Measure trust, not turnaround
PR pros typically measure performance through metrics like delivery speed, coverage volume, and cost per placement. But in an AI-driven industry, those metrics don’t tell the full story. Output is easy to quantify; credibility isn’t. And yet, that’s what clients and journalists are weighing more heavily than ever.
That difference between quantity and credibility shows up in the data. In one measurement study, human sentiment analysis reached 85 percent accuracy, compared with 59 percent for AI-based methods – a gap that quantifies the role of critical review. It’s not that humans work faster, but that they interpret context, and that’s the same instinct clients trust when they evaluate credibility.
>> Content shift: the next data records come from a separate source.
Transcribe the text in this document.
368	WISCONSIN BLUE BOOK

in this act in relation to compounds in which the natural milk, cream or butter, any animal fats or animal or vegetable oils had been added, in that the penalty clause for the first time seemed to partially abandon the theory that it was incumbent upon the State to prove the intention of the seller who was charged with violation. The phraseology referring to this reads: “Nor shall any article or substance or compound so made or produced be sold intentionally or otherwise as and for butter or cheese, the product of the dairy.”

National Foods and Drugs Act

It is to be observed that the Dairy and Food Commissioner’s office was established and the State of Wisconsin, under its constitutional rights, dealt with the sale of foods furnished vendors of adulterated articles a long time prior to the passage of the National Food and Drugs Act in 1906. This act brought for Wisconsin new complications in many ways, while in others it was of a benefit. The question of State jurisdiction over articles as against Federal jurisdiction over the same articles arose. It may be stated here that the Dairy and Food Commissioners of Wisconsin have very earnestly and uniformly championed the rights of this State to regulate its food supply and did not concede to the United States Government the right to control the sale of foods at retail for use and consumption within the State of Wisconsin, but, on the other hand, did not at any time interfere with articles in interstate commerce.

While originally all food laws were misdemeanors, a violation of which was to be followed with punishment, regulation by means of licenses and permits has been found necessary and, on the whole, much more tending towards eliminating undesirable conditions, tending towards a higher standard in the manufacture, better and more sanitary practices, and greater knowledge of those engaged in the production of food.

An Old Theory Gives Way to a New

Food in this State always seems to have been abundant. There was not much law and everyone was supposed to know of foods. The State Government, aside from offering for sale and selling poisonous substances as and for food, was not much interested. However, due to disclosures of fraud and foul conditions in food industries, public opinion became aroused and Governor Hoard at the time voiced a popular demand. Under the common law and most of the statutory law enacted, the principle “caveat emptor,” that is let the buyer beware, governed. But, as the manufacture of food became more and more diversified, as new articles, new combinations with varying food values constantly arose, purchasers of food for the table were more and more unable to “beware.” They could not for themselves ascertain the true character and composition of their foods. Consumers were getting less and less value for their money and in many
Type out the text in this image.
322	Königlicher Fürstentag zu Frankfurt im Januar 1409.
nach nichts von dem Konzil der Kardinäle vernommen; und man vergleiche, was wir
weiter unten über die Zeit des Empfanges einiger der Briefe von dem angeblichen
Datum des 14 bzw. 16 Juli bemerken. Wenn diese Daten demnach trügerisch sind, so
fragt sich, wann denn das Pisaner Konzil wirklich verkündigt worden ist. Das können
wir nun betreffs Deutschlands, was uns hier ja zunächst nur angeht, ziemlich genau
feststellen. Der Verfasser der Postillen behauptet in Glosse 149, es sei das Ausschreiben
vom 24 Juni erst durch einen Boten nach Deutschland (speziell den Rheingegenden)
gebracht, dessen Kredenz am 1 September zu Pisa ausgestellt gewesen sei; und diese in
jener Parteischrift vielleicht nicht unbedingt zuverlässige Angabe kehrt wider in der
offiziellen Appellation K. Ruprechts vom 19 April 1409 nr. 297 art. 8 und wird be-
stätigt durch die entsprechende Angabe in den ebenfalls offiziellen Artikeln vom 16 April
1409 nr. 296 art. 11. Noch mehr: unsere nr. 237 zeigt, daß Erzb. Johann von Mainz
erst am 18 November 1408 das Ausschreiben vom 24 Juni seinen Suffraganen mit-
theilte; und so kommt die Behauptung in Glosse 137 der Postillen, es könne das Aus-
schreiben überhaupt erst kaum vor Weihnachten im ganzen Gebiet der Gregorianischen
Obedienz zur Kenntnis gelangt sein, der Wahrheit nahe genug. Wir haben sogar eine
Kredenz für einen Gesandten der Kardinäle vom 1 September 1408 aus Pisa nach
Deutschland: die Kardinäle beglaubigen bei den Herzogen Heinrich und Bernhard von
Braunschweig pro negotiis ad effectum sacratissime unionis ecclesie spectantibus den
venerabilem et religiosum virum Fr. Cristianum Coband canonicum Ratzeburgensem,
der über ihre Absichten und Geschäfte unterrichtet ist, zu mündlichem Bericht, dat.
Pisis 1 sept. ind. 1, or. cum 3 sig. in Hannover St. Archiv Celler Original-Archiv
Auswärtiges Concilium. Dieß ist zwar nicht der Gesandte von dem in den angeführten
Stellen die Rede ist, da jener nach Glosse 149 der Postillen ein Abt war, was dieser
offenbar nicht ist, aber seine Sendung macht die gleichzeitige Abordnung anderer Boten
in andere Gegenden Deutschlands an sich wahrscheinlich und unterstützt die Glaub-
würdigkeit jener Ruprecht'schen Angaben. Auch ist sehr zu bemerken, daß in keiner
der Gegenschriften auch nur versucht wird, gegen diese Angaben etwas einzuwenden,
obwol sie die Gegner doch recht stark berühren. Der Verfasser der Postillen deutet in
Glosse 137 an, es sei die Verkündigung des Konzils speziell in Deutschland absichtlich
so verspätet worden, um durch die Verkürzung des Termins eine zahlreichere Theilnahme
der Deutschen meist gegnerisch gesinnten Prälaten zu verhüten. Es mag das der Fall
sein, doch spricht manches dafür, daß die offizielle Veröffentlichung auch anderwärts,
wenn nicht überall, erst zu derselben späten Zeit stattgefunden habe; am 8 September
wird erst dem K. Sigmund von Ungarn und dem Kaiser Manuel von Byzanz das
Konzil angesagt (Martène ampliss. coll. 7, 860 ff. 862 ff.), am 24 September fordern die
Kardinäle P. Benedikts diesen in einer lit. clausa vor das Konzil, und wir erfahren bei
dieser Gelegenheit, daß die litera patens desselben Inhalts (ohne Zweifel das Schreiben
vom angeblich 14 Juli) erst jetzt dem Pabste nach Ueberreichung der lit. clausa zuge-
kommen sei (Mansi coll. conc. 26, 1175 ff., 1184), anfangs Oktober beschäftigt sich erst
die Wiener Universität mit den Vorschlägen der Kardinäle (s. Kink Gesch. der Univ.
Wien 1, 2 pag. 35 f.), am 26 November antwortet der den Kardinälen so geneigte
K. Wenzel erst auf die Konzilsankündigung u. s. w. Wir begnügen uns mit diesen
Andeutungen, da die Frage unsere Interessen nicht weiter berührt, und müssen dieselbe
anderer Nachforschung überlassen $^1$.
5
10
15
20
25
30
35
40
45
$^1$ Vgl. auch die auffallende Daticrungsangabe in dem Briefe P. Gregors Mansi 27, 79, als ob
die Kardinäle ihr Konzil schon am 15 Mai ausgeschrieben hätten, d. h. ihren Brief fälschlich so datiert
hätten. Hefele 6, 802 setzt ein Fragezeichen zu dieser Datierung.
If we can measure that difference in accuracy, we can also measure the value of human oversight itself.
The new ROI should measure what actually sustains relationships: trustworthiness, verification rates, and how long any earned coverage continues to drive engagement. Increasingly, clients aren’t asking, “Can we publish this today?” but “Can we stand on this?” Speed matters, but accuracy and confidence are what last.
AI gives us a chance to do both: move faster and think deeper. The real value isn’t in how quickly AI turns out content, but in how it helps us make smarter, more defensible decisions. The work that lasts won’t be the fastest; it’ll be the work people trust. Teams that build that trust into how they measure success will own the future.
A credibility advantage
The credibility crisis in PR isn’t inevitable. It’s a management problem, not a technological one, and the fix is within reach: slow down to verify, keep humans in the loop, train for judgment, and measure trust, not just speed. AI is changing how fast we work, but it can also remind us why we do the work – to inform with accuracy and integrity. The real opportunity now is cultural: to make credibility the metric that matters most.